Frequently asked questions (FAQs)
There’s no guarantee that negotiating the deletion of a collection account from your credit report will improve your credit score. However, getting a collection account off your credit reports through a pay for delete agreement should not hurt your credit either.
While you may not be successful in convincing a debt collection agency to comply with a pay for delete request, it can’t hurt to try. However, it’s important to wait for written confirmation that a collection agency has accepted your offer before you proceed with payment.
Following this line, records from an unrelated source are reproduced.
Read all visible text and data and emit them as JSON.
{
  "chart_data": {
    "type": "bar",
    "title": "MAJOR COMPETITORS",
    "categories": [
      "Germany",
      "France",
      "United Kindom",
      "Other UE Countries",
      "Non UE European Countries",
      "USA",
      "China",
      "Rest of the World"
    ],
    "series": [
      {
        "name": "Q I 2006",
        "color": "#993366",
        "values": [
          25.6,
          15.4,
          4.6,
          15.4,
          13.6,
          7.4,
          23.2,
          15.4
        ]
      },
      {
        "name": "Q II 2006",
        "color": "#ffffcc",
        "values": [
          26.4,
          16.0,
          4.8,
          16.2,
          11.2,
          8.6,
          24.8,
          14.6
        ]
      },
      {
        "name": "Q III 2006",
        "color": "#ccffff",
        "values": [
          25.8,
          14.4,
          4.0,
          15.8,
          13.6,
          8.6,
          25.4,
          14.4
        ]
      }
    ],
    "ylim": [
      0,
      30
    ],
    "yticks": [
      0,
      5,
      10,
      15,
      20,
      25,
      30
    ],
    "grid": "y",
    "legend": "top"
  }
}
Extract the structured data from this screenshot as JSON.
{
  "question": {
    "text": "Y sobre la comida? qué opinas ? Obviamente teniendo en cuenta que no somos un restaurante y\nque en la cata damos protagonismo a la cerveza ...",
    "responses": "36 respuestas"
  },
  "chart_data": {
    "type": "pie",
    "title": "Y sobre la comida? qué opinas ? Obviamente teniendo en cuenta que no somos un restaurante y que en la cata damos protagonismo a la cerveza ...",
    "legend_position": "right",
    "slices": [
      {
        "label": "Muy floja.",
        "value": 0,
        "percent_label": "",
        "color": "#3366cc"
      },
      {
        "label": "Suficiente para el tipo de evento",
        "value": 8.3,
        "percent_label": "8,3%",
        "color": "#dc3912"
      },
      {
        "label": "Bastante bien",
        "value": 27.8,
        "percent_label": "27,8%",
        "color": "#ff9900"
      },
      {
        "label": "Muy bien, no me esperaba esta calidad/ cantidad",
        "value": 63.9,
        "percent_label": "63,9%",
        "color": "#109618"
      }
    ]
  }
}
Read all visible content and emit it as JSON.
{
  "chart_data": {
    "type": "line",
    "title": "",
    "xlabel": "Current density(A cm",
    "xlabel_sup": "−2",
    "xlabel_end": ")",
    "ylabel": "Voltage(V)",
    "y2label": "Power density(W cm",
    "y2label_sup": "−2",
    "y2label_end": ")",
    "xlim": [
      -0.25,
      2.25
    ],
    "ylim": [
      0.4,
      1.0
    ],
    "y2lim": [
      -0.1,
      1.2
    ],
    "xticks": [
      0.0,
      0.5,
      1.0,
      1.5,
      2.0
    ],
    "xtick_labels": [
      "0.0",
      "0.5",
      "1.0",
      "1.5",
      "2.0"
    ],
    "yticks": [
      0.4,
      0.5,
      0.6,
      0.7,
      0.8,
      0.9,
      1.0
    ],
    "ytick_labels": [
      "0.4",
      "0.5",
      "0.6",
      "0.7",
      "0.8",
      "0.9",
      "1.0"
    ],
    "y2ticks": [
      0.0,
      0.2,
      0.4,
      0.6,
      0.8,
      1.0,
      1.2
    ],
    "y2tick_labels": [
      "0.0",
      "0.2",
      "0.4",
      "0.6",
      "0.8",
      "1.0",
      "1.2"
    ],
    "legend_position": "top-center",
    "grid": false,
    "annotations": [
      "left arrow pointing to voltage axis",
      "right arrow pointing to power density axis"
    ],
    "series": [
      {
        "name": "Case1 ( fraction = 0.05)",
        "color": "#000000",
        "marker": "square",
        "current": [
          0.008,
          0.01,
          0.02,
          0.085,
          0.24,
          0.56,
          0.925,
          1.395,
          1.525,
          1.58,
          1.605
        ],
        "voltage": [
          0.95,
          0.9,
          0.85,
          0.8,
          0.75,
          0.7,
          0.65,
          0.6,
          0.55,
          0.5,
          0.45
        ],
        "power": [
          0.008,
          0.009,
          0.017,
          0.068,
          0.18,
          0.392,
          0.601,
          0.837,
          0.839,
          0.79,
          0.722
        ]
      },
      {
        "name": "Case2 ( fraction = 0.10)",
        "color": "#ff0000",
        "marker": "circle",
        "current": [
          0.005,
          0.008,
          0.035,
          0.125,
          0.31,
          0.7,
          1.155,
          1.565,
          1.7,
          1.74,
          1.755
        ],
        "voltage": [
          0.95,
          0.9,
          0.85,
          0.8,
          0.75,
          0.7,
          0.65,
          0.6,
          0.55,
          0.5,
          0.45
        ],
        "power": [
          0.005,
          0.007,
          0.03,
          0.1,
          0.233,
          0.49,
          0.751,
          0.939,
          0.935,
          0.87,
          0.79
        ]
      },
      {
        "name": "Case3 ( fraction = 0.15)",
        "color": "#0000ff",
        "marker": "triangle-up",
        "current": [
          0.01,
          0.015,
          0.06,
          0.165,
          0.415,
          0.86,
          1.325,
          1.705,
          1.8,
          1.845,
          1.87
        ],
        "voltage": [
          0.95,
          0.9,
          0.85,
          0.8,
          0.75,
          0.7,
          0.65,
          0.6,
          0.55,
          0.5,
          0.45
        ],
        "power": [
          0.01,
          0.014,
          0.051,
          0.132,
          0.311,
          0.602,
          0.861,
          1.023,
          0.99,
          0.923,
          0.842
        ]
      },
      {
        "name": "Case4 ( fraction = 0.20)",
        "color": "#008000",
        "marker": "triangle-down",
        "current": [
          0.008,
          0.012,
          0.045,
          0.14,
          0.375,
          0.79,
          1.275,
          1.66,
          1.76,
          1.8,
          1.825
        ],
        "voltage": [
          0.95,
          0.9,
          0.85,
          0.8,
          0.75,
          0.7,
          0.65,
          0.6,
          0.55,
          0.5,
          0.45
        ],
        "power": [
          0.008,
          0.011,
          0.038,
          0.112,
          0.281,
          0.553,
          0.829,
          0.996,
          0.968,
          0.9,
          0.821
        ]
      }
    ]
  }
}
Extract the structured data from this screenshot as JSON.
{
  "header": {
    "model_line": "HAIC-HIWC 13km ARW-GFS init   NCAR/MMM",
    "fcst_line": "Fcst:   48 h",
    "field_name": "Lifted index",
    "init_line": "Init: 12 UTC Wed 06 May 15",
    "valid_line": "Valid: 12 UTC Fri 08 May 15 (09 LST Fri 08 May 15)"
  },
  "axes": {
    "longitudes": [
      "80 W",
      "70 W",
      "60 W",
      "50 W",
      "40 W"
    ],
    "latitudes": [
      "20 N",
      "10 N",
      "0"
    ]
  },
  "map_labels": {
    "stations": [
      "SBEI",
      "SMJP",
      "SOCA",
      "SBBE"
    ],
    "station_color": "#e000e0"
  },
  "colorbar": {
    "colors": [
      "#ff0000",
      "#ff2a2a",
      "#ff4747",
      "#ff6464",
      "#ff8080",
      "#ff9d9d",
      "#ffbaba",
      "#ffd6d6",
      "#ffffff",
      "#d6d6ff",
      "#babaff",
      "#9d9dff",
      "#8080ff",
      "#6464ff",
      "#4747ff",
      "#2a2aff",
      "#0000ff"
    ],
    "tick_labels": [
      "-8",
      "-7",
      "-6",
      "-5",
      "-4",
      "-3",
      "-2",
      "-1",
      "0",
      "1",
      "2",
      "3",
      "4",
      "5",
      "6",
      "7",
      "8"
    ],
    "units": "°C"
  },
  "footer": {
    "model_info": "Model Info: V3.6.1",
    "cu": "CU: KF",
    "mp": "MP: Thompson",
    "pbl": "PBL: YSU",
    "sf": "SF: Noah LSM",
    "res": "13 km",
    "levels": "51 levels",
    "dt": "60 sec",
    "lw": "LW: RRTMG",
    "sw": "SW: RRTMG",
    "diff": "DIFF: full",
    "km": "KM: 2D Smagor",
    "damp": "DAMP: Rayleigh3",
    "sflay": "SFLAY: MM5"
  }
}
Third-party debt collectors often buy collection accounts for pennies on the dollar. In some cases, you may be able to offer a settlement amount that is much lower than the outstanding balance to resolve a debt.
However, if you wish to entice a collection agency to delete the account from your credit report, you might have to offer to pay a higher percentage of the original balance. The collection agency might also ask you to pay the full balance before it will agree to delete the negative item from your report. Just know that a collection account paid in full is preferable to paying less than the amount owed.